Done browsing, I sat on the ornate red sofa in the foyer and looked around the house. Money. Whoever this George prick was, he had a fuck-ton of money.

My eyes moved from the posh artwork and sculptures and went back to the girl in the picture. Then I didn’t look away. Just as I wondered who she was, the stairs creaked. My eyes snapped up.

Brown hair.

Brown eyes.

Long legs.

Olive skin.

The girl from the picture froze on the stairs, her eyes widening when she saw me. My eyes dropped to her clothes. She was wearing pyjamas. The white top was sleeveless, and the bottoms were shorts with pink polka dots all over them. Her brown hair fell to her shoulders.

I watched silently as she searched around the foyer, her cheeks blazing red. She came further down the stairs until she was stood on the black-and-white tiled floor of the hallway. “W-who are you?” Her posh accent sailed into my ears. A proper Chelsea girl. No doubt brought up with a silver spoon in her mouth. And what a fucking mouth she had. Full, dark pink lips that seemed to permanently pout. Eric, one of my best friends, called those cock-sucking lips.

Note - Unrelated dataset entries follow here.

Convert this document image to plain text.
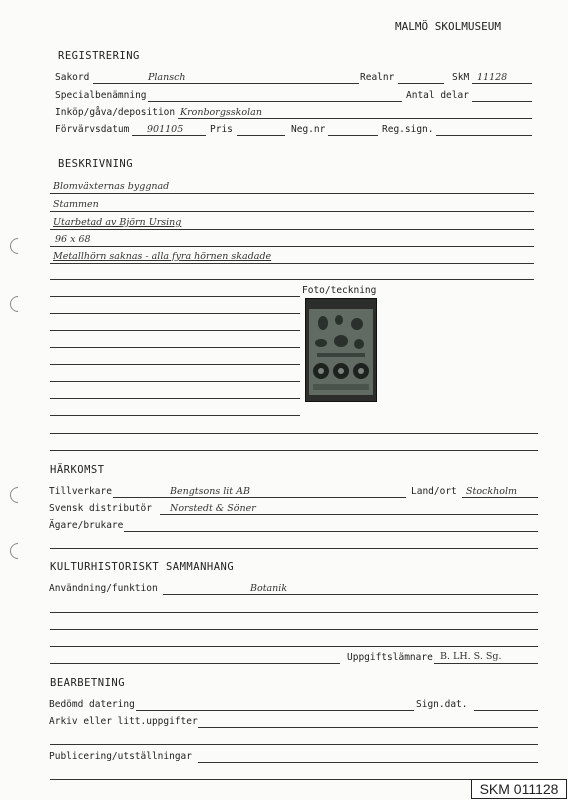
MALMÖ SKOLMUSEUM
REGISTRERING
Sakord	Plansch	Realnr	SkM 11128
Specialbenämning	Antal delar
Inköp/gåva/deposition Kronborgsskolan
Förvärvsdatum 901105	Pris	Neg.nr	Reg.sign.
BESKRIVNING
Blomväxternas byggnad
Stammen
Utarbetad av Björn Ursing
96 x 68
Metallhörn saknas - alla fyra hörnen skadade
Foto/teckning
HÄRKOMST
Tillverkare	Bengtsons lit AB	Land/ort Stockholm
Svensk distributör Norstedt & Söner
Ägare/brukare
KULTURHISTORISKT SAMMANHANG
Användning/funktion	Botanik
Uppgiftslämnare B. LH. S. Sg.
BEARBETNING
Bedömd datering	Sign.dat.
Arkiv eller litt.uppgifter
Publicering/utställningar
SKM 011128
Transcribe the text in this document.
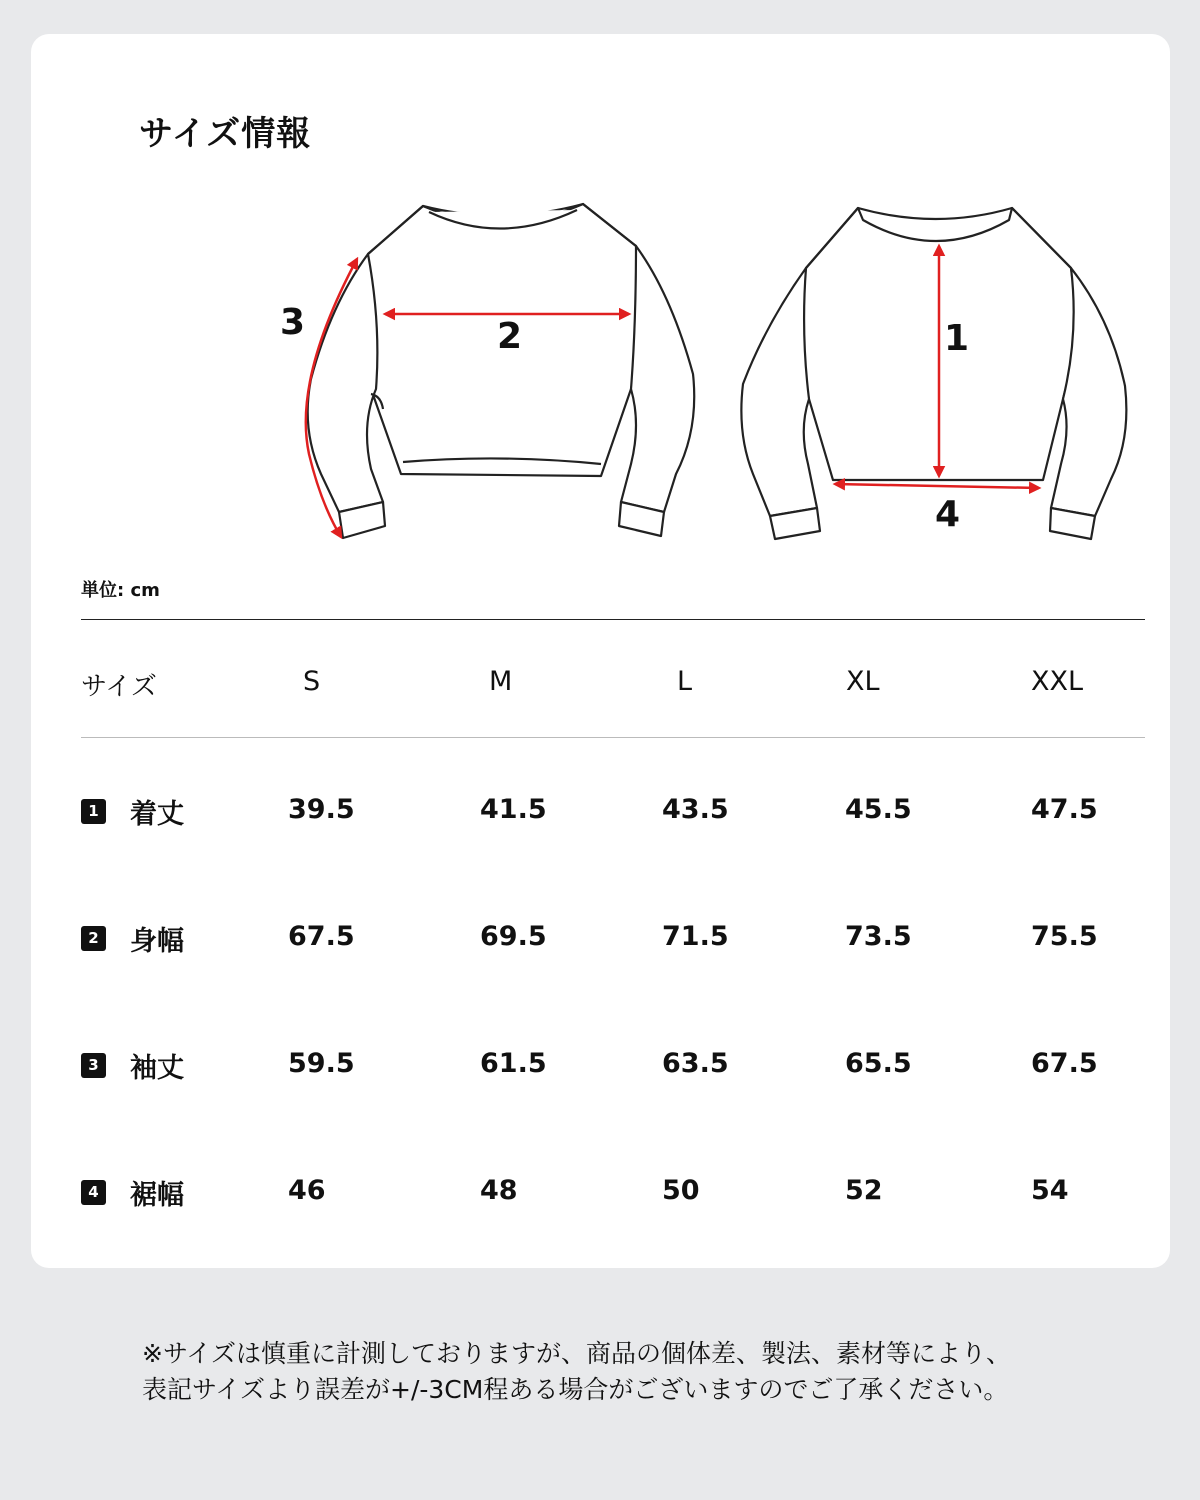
サイズ情報
3	2	1
4
単位: cm
サイズ	S	M	L	XL	XXL
1 着丈	39.5	41.5	43.5	45.5	47.5
2 身幅	67.5	69.5	71.5	73.5	75.5
3 袖丈	59.5	61.5	63.5	65.5	67.5
4 裾幅	46	48	50	52	54
※サイズは慎重に計測しておりますが、商品の個体差、製法、素材等により、
表記サイズより誤差が+/-3CM程ある場合がございますのでご了承ください。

In this bird’s case, I had to agree.

She folded her arms across her chest but edged closer. “Who are you?” she asked again.

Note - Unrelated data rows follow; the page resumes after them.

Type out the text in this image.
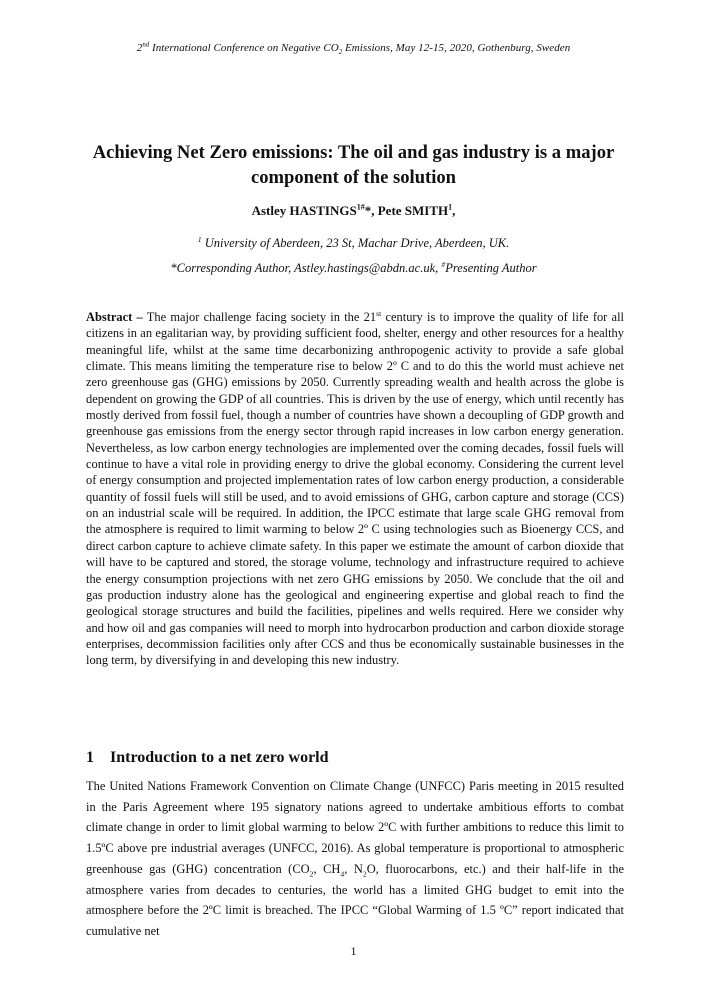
2nd International Conference on Negative $CO_2$ Emissions, May 12-15, 2020, Gothenburg, Sweden
Achieving Net Zero emissions: The oil and gas industry is a major component of the solution
Astley $HASTINGS^{1\#}*$, Pete SMITH$^1$,
$^1$ University of Aberdeen, 23 St, Machar Drive, Aberdeen, UK.
*Corresponding Author, Astley.hastings@abdn.ac.uk, #Presenting Author
Abstract – The major challenge facing society in the 21st century is to improve the quality of life for all citizens in an egalitarian way, by providing sufficient food, shelter, energy and other resources for a healthy meaningful life, whilst at the same time decarbonizing anthropogenic activity to provide a safe global climate. This means limiting the temperature rise to below 2º C and to do this the world must achieve net zero greenhouse gas (GHG) emissions by 2050. Currently spreading wealth and health across the globe is dependent on growing the GDP of all countries. This is driven by the use of energy, which until recently has mostly derived from fossil fuel, though a number of countries have shown a decoupling of GDP growth and greenhouse gas emissions from the energy sector through rapid increases in low carbon energy generation. Nevertheless, as low carbon energy technologies are implemented over the coming decades, fossil fuels will continue to have a vital role in providing energy to drive the global economy. Considering the current level of energy consumption and projected implementation rates of low carbon energy production, a considerable quantity of fossil fuels will still be used, and to avoid emissions of GHG, carbon capture and storage (CCS) on an industrial scale will be required. In addition, the IPCC estimate that large scale GHG removal from the atmosphere is required to limit warming to below 2º C using technologies such as Bioenergy CCS, and direct carbon capture to achieve climate safety. In this paper we estimate the amount of carbon dioxide that will have to be captured and stored, the storage volume, technology and infrastructure required to achieve the energy consumption projections with net zero GHG emissions by 2050. We conclude that the oil and gas production industry alone has the geological and engineering expertise and global reach to find the geological storage structures and build the facilities, pipelines and wells required. Here we consider why and how oil and gas companies will need to morph into hydrocarbon production and carbon dioxide storage enterprises, decommission facilities only after CCS and thus be economically sustainable businesses in the long term, by diversifying in and developing this new industry.
1 Introduction to a net zero world
The United Nations Framework Convention on Climate Change (UNFCC) Paris meeting in 2015 resulted in the Paris Agreement where 195 signatory nations agreed to undertake ambitious efforts to combat climate change in order to limit global warming to below 2ºC with further ambitions to reduce this limit to 1.5ºC above pre industrial averages (UNFCC, 2016). As global temperature is proportional to atmospheric greenhouse gas (GHG) concentration ($CO_2$, $CH_4$, $N_2O$, fluorocarbons, etc.) and their half-life in the atmosphere varies from decades to centuries, the world has a limited GHG budget to emit into the atmosphere before the 2ºC limit is breached. The IPCC “Global Warming of 1.5 ºC” report indicated that cumulative net
1
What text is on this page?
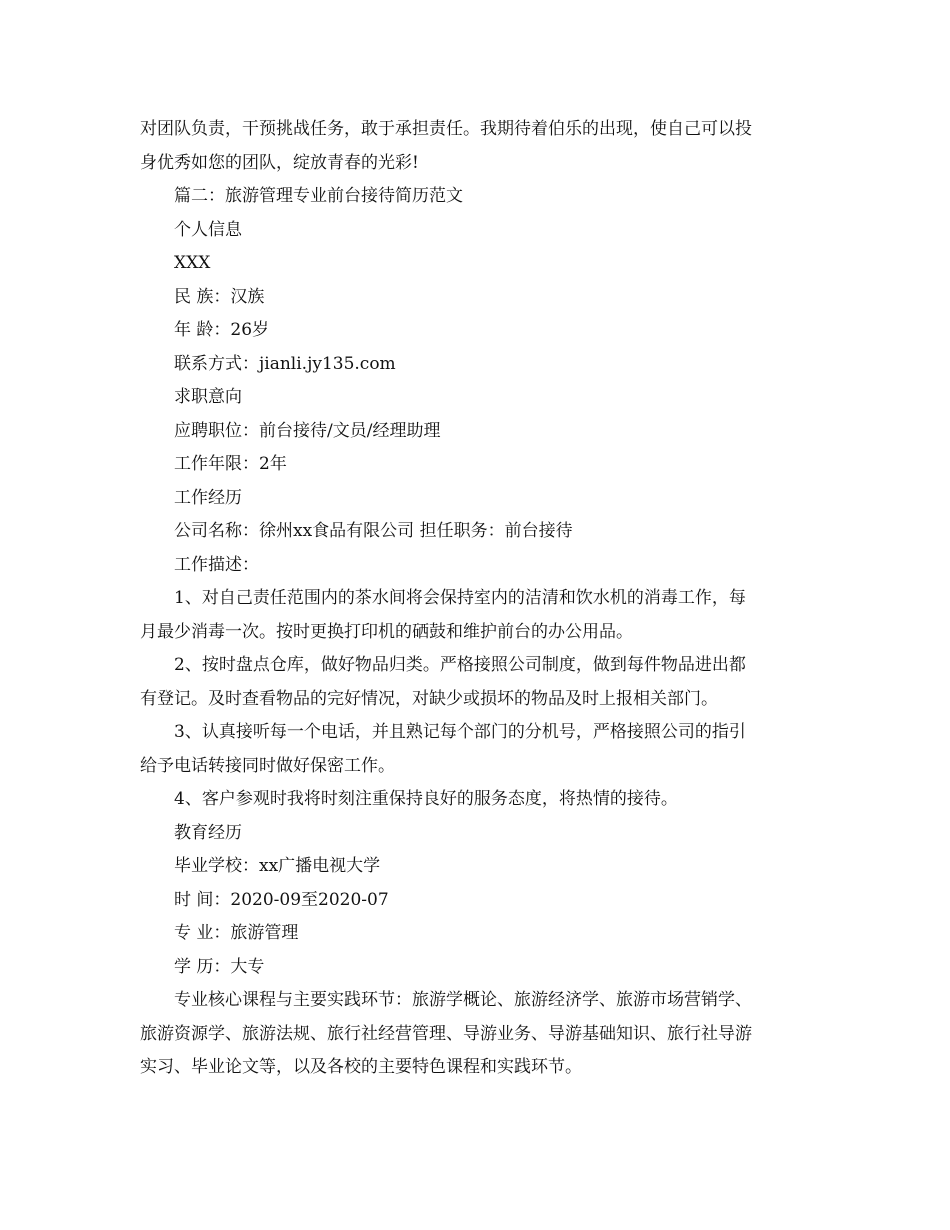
对团队负责，干预挑战任务，敢于承担责任。我期待着伯乐的出现，使自己可以投
身优秀如您的团队，绽放青春的光彩!
篇二：旅游管理专业前台接待简历范文
个人信息
XXX
民 族：汉族
年 龄：26岁
联系方式：jianli.jy135.com
求职意向
应聘职位：前台接待/文员/经理助理
工作年限：2年
工作经历
公司名称：徐州xx食品有限公司 担任职务：前台接待
工作描述：
1、对自己责任范围内的茶水间将会保持室内的洁清和饮水机的消毒工作，每
月最少消毒一次。按时更换打印机的硒鼓和维护前台的办公用品。
2、按时盘点仓库，做好物品归类。严格接照公司制度，做到每件物品进出都
有登记。及时查看物品的完好情况，对缺少或损坏的物品及时上报相关部门。
3、认真接听每一个电话，并且熟记每个部门的分机号，严格接照公司的指引
给予电话转接同时做好保密工作。
4、客户参观时我将时刻注重保持良好的服务态度，将热情的接待。
教育经历
毕业学校：xx广播电视大学
时 间：2020-09至2020-07
专 业：旅游管理
学 历：大专
专业核心课程与主要实践环节：旅游学概论、旅游经济学、旅游市场营销学、
旅游资源学、旅游法规、旅行社经营管理、导游业务、导游基础知识、旅行社导游
实习、毕业论文等，以及各校的主要特色课程和实践环节。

I leaned back against the couch. “Arthur.”

“Arthur,” she echoed and came closer again. She was only a few feet away. Her skin was lightly tanned and smooth, and her shorts showed off her perfect thighs. Posh birds never really did it for me. But by the twitch of my cock, this one seemed to be the exception. “Arthur …” she said again, her posh accent wrapping around my name. Suddenly, the sound of raised voices came from upstairs. Her head whipped in that direction.

“Daddy? That’s Daddy’s voice.” She faced me, panicked. “Who’s up there with him?”

“My old man.”

“Why?”

I shrugged. “Business.”

She frowned, then said, “You don’t give much away, do you?”

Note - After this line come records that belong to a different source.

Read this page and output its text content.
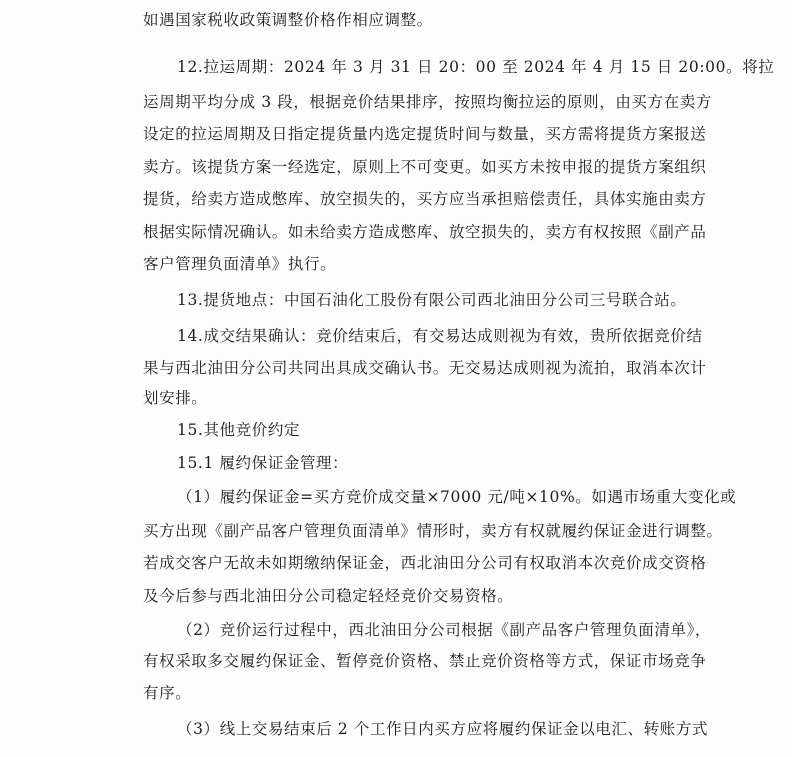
如遇国家税收政策调整价格作相应调整。
12.拉运周期：2024 年 3 月 31 日 20：00 至 2024 年 4 月 15 日 20:00。将拉
运周期平均分成 3 段，根据竞价结果排序，按照均衡拉运的原则，由买方在卖方
设定的拉运周期及日指定提货量内选定提货时间与数量，买方需将提货方案报送
卖方。该提货方案一经选定，原则上不可变更。如买方未按申报的提货方案组织
提货，给卖方造成憋库、放空损失的，买方应当承担赔偿责任，具体实施由卖方
根据实际情况确认。如未给卖方造成憋库、放空损失的，卖方有权按照《副产品
客户管理负面清单》执行。
13.提货地点：中国石油化工股份有限公司西北油田分公司三号联合站。
14.成交结果确认：竞价结束后，有交易达成则视为有效，贵所依据竞价结
果与西北油田分公司共同出具成交确认书。无交易达成则视为流拍，取消本次计
划安排。
15.其他竞价约定
15.1 履约保证金管理：
（1）履约保证金=买方竞价成交量×7000 元/吨×10%。如遇市场重大变化或
买方出现《副产品客户管理负面清单》情形时，卖方有权就履约保证金进行调整。
若成交客户无故未如期缴纳保证金，西北油田分公司有权取消本次竞价成交资格
及今后参与西北油田分公司稳定轻烃竞价交易资格。
（2）竞价运行过程中，西北油田分公司根据《副产品客户管理负面清单》，
有权采取多交履约保证金、暂停竞价资格、禁止竞价资格等方式，保证市场竞争
有序。
（3）线上交易结束后 2 个工作日内买方应将履约保证金以电汇、转账方式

“What’s your name?” I asked, ignoring her question.

“Cheska.”

“Cheska … ?”

“Cheska Harlow-Wright.” She tilted up her chin—she was proud of her name. My eyes found a picture I’d seen on the wall, one in front of a factory, “Harlow” written on the signage.

All the wealth suddenly made sense.

“Harlow Biscuits.” I suddenly knew how they could afford to live in a house like this in the best postcode in Chelsea. There wasn’t a home in all of England that wouldn’t have had a pack of their biscuits in the cupboard to dunk into cups of tea.